THE BRAIN THAT WOULDN'T DIE











d. Joseph Green (1962)

'Let me die, let me die'


The human brain is the most complex thing in the Universe and, since the Enlightenment downgraded the soul to a might have rather than a must have, it's also the most important thing we possess. Little wonder, then, that the brain fascinates scientists the world over, particularly in films like The Brain That Wouldn't Die, where the line between scientific genius and obsessive fanaticism is a very thin one indeed.

Doctor Bill Cortner is full of the energy and arrogance of youth, a man in a hurry to prove his theories on the transplantation of limbs and organs to the extent that he has become unethical, performing illegal operations using body parts pilfered from the hospital where he works.
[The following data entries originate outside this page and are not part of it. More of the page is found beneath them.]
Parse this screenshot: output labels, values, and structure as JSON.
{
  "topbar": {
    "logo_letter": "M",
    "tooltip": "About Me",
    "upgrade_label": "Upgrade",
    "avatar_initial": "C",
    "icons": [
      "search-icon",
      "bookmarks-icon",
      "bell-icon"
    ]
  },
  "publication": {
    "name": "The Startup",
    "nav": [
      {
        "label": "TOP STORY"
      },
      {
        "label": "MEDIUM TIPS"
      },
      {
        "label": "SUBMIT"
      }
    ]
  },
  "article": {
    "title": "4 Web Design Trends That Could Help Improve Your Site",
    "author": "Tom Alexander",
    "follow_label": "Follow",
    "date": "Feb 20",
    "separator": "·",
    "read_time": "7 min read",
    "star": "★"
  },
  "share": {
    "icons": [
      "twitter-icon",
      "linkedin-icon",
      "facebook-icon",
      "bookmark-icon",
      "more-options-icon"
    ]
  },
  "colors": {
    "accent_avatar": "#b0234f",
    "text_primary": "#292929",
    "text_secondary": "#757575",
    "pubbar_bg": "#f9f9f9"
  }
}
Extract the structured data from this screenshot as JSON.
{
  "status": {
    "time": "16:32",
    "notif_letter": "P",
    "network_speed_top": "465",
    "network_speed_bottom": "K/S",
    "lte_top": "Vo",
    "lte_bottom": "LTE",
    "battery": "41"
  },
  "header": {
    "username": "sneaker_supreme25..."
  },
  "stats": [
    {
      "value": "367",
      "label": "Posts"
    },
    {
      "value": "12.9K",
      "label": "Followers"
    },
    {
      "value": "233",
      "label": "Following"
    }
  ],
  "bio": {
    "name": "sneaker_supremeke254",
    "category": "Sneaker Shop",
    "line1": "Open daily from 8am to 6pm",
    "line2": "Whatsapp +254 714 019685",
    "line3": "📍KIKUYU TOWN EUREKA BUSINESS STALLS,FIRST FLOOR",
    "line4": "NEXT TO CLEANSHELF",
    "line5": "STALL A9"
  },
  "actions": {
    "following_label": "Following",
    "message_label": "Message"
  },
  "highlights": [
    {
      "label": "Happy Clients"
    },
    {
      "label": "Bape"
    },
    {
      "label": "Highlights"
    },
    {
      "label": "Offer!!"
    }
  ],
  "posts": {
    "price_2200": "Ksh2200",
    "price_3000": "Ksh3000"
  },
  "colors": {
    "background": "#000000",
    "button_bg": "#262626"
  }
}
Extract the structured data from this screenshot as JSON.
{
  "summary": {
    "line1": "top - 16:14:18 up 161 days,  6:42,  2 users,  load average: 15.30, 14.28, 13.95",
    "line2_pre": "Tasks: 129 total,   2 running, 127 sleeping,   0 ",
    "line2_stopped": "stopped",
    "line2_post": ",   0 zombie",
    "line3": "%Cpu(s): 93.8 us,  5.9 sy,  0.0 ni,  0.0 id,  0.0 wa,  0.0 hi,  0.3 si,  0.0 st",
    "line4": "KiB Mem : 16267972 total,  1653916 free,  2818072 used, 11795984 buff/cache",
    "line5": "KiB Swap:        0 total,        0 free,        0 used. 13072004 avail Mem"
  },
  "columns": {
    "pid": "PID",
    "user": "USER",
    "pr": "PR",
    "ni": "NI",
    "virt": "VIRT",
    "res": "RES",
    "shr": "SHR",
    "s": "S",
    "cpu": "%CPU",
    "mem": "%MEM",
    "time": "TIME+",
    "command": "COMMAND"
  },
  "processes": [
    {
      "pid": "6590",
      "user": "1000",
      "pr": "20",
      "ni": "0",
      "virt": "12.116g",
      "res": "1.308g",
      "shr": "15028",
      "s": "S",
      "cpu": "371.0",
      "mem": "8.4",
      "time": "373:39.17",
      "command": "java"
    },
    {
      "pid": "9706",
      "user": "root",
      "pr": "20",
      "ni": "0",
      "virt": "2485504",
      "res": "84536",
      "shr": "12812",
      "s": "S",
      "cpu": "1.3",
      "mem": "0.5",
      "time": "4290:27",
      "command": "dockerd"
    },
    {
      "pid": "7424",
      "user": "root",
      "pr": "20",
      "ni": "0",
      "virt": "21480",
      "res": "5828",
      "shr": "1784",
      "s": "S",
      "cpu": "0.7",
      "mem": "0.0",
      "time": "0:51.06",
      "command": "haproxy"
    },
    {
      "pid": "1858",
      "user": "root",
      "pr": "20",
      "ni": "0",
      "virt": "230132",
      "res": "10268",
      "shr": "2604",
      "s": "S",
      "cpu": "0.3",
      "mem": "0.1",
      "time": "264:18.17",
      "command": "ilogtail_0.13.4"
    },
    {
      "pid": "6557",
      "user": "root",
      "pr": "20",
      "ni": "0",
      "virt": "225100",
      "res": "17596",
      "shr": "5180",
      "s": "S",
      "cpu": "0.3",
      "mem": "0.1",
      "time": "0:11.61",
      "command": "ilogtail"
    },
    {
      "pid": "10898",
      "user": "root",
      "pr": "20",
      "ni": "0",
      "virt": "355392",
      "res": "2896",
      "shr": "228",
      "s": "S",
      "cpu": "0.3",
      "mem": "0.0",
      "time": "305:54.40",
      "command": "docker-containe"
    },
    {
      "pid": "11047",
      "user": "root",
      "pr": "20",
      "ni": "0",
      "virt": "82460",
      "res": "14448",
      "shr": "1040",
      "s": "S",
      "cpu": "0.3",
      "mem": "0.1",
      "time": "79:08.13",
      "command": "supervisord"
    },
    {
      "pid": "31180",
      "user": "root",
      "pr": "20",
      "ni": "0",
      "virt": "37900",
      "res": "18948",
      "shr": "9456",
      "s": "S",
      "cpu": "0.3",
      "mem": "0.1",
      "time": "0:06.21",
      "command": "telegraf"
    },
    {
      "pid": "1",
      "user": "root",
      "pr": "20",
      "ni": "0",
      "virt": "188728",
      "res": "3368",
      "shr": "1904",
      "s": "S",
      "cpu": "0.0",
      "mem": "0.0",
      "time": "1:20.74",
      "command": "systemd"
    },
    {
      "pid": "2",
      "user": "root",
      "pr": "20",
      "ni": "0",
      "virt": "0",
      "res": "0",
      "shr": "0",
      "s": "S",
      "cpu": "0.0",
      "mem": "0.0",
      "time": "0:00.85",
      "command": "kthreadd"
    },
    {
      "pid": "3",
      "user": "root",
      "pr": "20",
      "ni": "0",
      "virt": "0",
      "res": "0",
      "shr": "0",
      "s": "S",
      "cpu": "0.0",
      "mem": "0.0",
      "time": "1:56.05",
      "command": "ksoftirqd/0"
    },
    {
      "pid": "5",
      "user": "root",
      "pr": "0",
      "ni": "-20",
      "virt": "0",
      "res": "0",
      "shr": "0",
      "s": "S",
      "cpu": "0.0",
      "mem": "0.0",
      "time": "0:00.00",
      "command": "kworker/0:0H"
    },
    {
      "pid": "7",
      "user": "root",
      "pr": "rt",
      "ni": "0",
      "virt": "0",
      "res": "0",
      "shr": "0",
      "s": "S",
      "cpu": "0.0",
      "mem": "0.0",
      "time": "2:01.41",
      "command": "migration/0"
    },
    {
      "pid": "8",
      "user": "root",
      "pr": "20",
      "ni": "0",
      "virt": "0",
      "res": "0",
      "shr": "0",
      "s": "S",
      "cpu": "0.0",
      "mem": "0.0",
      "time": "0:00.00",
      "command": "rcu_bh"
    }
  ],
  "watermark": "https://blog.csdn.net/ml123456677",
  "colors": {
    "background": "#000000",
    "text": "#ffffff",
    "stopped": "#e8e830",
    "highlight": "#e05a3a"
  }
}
When his fiancee Jan is decapitated in a car crash, he takes the opportunity to pluck her severed head from the burning wreckage, wrapping it up in his jacket and taking it to a secret lab, bringing it back to life with a 'new special compound' that not only reinvigorates the head but makes it telepathic.

Jan's head, plonked on a metal tray full of chemicals and filled with tubes and pipes, is pretty pissed off about the arrangement and asks repeatedly to die. Bill has other ideas, however, checking out strip clubs and beauty contests in search of a suitably pneumatic replacement chassis before settling on a facially scarred but otherwise intact nude model.

From here, it all gets quite complicated, despite being defiantly non complex. All I can say is that between the giant homicidal freak locked in a closet and poor decapitated Jan's overpowering death drive, it can only end in flames.